Nashville was a pretty cool city, so we decided to stay here for a while, sleeping down by the Cumberland River. We formed a tight group- looking out for each other, “busking” (playing music on the street for tips) and keeping each other safe.
One night I met some folks from a place called Oasis. They seemed pretty cool. Gave me a backpack with some clothes and a bus pass. There was a McDonald’s gift card in there. That was huge.
We decided we’d go down there and check it out. Free lunch. Free shower. Why not? It was a cool place so I went down there pretty regularly. They talked to me every now and then about living there, but I really wasn’t interested. I had everything I needed at home with “my family” on the street.
“Give the bed to someone who needs it,” I said.
That was a few months ago. Since then a couple of my friends moved away. Another moved into housing with some folks he met. So now I’m here alone. I’ve been sleeping by myself on the streets for a few weeks. Well, actually I haven’t really slept in a while. I’m too scared to sleep. I’ve heard stories of teenagers waking up with guns to their head when they sleep alone, so I try to stay awake.
This isn’t fun anymore. I don’t have any friends. I don’t have a home. I’m alone and I’m scared.
I’m trying to get a job. I have an interview tomorrow but I’m nervous. I really need it to go well…I want a better life.
The Rest of the Story
After visiting for several months, Josh came into the Outreach Center and said, “something needs to change”. He said he had a job interview and he wanted it to go well. We offered him an emergency bed so he could get a good night sleep, shower and have breakfast on his stomach before he went to the interview. He accepted. Josh stayed in that bed for several nights and this time when staff asked if he would be interested in living in our Transitional Living Program, he was!
He quickly moved into the Transitional Living Program and once he felt safe, he started opening up more about his past. He had a close relationship with his mother but she was a drug addict and often had parties at her house that made him uncomfortable. He started sleeping outside while the parties were going on and more and more he started being away from home and meeting other youth who were also avoiding something at home. These connections eventually led him to becoming a traveler and moving around the country.

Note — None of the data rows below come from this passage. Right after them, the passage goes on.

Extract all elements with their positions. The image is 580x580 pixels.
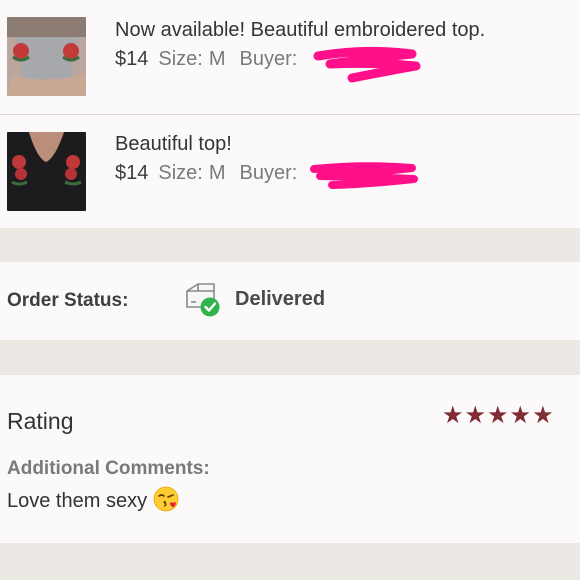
item-thumbnail[interactable] [7,132,86,211]
size-label: Size: [158,162,203,184]
item-price: $14 [115,162,149,184]
rating-label: Rating [7,408,74,434]
size-value: M [208,48,226,70]
comment-body: Love them sexy [7,490,148,512]
kiss-emoji-icon [153,486,179,518]
order-status-label: Order Status: [7,290,129,311]
buyer-redaction-scribble [313,46,421,83]
package-delivered-icon [186,283,220,317]
item-price: $14 [115,48,149,70]
item-thumbnail[interactable] [7,17,86,96]
item-meta: $14 Size: M Buyer: [115,48,303,71]
order-item[interactable]: Now available! Beautiful embroidered top… [0,0,580,114]
order-item[interactable]: Beautiful top! $14 Size: M Buyer: [0,115,580,228]
rating-card: Rating ★★★★★ Additional Comments: Love t… [0,375,580,543]
order-status-value: Delivered [235,288,326,310]
buyer-redaction-scribble [310,162,418,189]
star-rating: ★★★★★ [442,402,555,429]
size-value: M [208,162,226,184]
item-title[interactable]: Now available! Beautiful embroidered top… [115,19,485,42]
comment-text: Love them sexy [7,486,179,518]
item-meta: $14 Size: M Buyer: [115,162,303,185]
item-title[interactable]: Beautiful top! [115,133,232,156]
order-items-card: Now available! Beautiful embroidered top… [0,0,580,228]
size-label: Size: [158,48,203,70]
order-status-card: Order Status: Delivered [0,262,580,340]
buyer-label: Buyer: [239,162,298,184]
comments-label: Additional Comments: [7,458,210,479]
buyer-label: Buyer: [239,48,298,70]
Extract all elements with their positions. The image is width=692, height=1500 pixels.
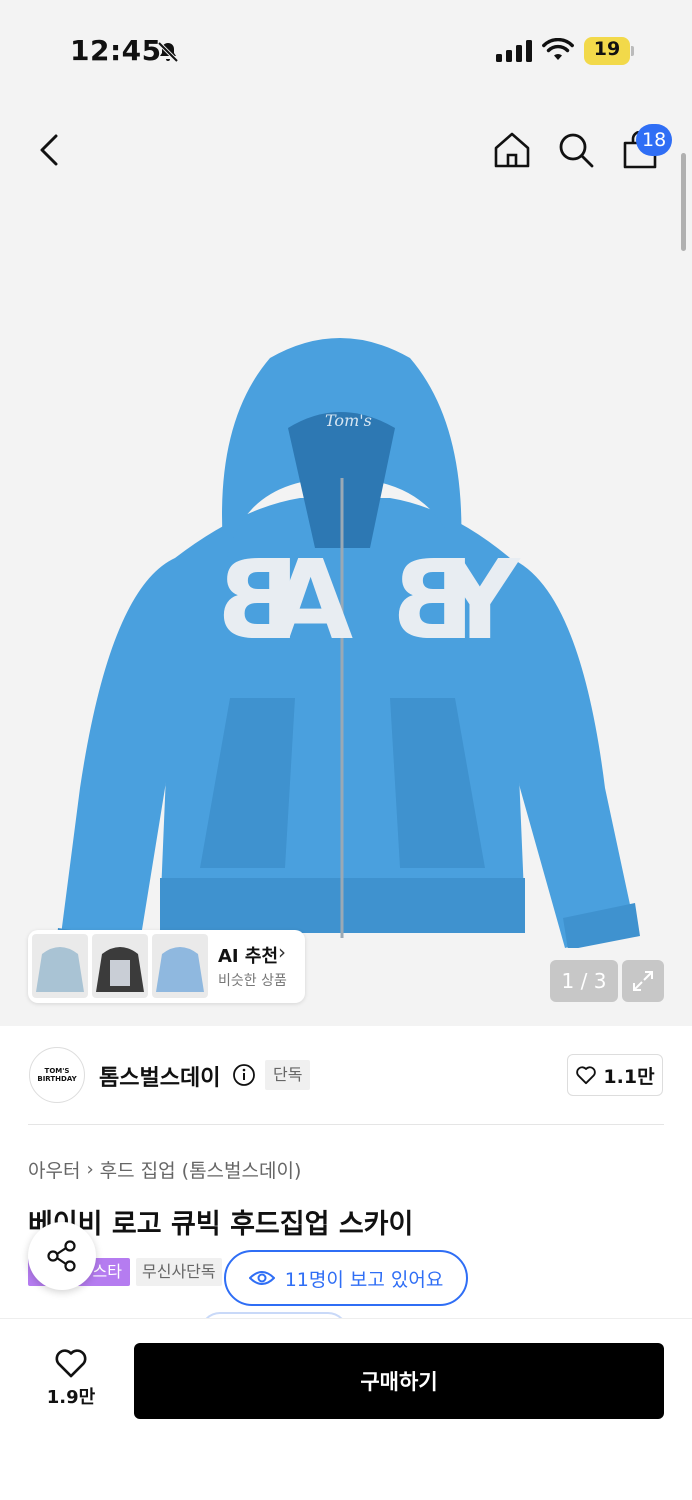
svg-text:Tom's: Tom's xyxy=(325,411,372,430)
bottom-action-bar: 1.9만 구매하기 xyxy=(0,1318,692,1500)
viewers-badge[interactable]: 11명이 보고 있어요 xyxy=(224,1250,468,1306)
recommend-thumb xyxy=(152,934,208,998)
brand-name[interactable]: 톰스벌스데이 xyxy=(99,1060,220,1092)
eye-icon xyxy=(248,1271,275,1285)
home-icon xyxy=(494,132,530,168)
brand-row: TOM'S BIRTHDAY 톰스벌스데이 단독 1.1만 xyxy=(0,1026,692,1126)
brand-logo[interactable]: TOM'S BIRTHDAY xyxy=(29,1047,85,1103)
bell-off-icon xyxy=(157,41,179,63)
signal-icon xyxy=(496,40,532,62)
musinsa-exclusive-tag: 무신사단독 xyxy=(136,1258,222,1286)
heart-icon xyxy=(55,1349,87,1378)
divider xyxy=(28,1124,664,1125)
share-icon xyxy=(47,1240,76,1272)
recommend-thumb xyxy=(92,934,148,998)
status-time: 12:45 xyxy=(70,34,162,67)
wishlist-count: 1.9만 xyxy=(46,1387,96,1408)
search-button[interactable] xyxy=(554,128,598,172)
scrollbar[interactable] xyxy=(681,153,686,251)
svg-text:A: A xyxy=(268,536,353,664)
ai-recommend-title: AI 추천 xyxy=(218,946,279,967)
product-gallery[interactable]: B A B Y Tom's AI 추천 › 비슷한 상품 1 / 3 xyxy=(0,100,692,1026)
status-bar: 12:45 19 xyxy=(0,0,692,100)
home-button[interactable] xyxy=(490,128,534,172)
chevron-right-icon: › xyxy=(278,940,286,964)
cart-count-badge: 18 xyxy=(636,124,673,156)
recommend-thumb xyxy=(32,934,88,998)
info-icon[interactable] xyxy=(232,1063,256,1087)
breadcrumb-category[interactable]: 아우터 xyxy=(28,1156,80,1183)
share-button[interactable] xyxy=(28,1222,96,1290)
breadcrumb: 아우터 › 후드 집업 (톰스벌스데이) xyxy=(28,1156,301,1183)
page-indicator: 1 / 3 xyxy=(550,960,618,1002)
brand-like-button[interactable]: 1.1만 xyxy=(567,1054,663,1096)
expand-icon xyxy=(633,971,653,991)
svg-text:Y: Y xyxy=(438,536,521,664)
exclusive-tag: 단독 xyxy=(265,1060,311,1090)
back-button[interactable] xyxy=(28,128,72,172)
ai-recommend-card[interactable]: AI 추천 › 비슷한 상품 xyxy=(28,930,305,1003)
buy-button[interactable]: 구매하기 xyxy=(134,1343,664,1419)
heart-icon xyxy=(576,1066,597,1085)
battery-indicator: 19 xyxy=(584,37,634,65)
brand-like-count: 1.1만 xyxy=(603,1065,655,1088)
search-icon xyxy=(559,133,594,168)
viewers-text: 11명이 보고 있어요 xyxy=(284,1268,444,1291)
fullscreen-button[interactable] xyxy=(622,960,664,1002)
breadcrumb-subcategory[interactable]: 후드 집업 (톰스벌스데이) xyxy=(100,1156,302,1183)
chevron-right-icon: › xyxy=(86,1159,94,1180)
ai-recommend-subtitle: 비슷한 상품 xyxy=(218,973,287,989)
chevron-left-icon xyxy=(40,134,58,166)
wifi-icon xyxy=(542,38,574,60)
product-image: B A B Y Tom's xyxy=(55,338,640,948)
wishlist-button[interactable]: 1.9만 xyxy=(30,1347,112,1417)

We quickly came to realize that his resistance to moving into a safer, more stable place came from fear of not really being cared for or welcomed. Having been hurt and rejected before by his own mother, he was understandably reluctant to open himself up to strangers. To protect himself from more rejection and neglect Josh became super responsible for himself, even refusing to ask for help when he was exhausted or unsafe.
But at the Harwell Lofts, Josh found a place where he felt a sense of belonging. He finally found caring adults who believed in him and wanted him to succeed.
Josh quickly got not one, but two jobs and he started saving money to get his own place. We worked with him on life skills, job training, and provided counseling. After six months of living at the Loft, he felt ready to move into an apartment with a friend he made from work.
We’re excited to say that Josh remains employed and living in his apartment to this day.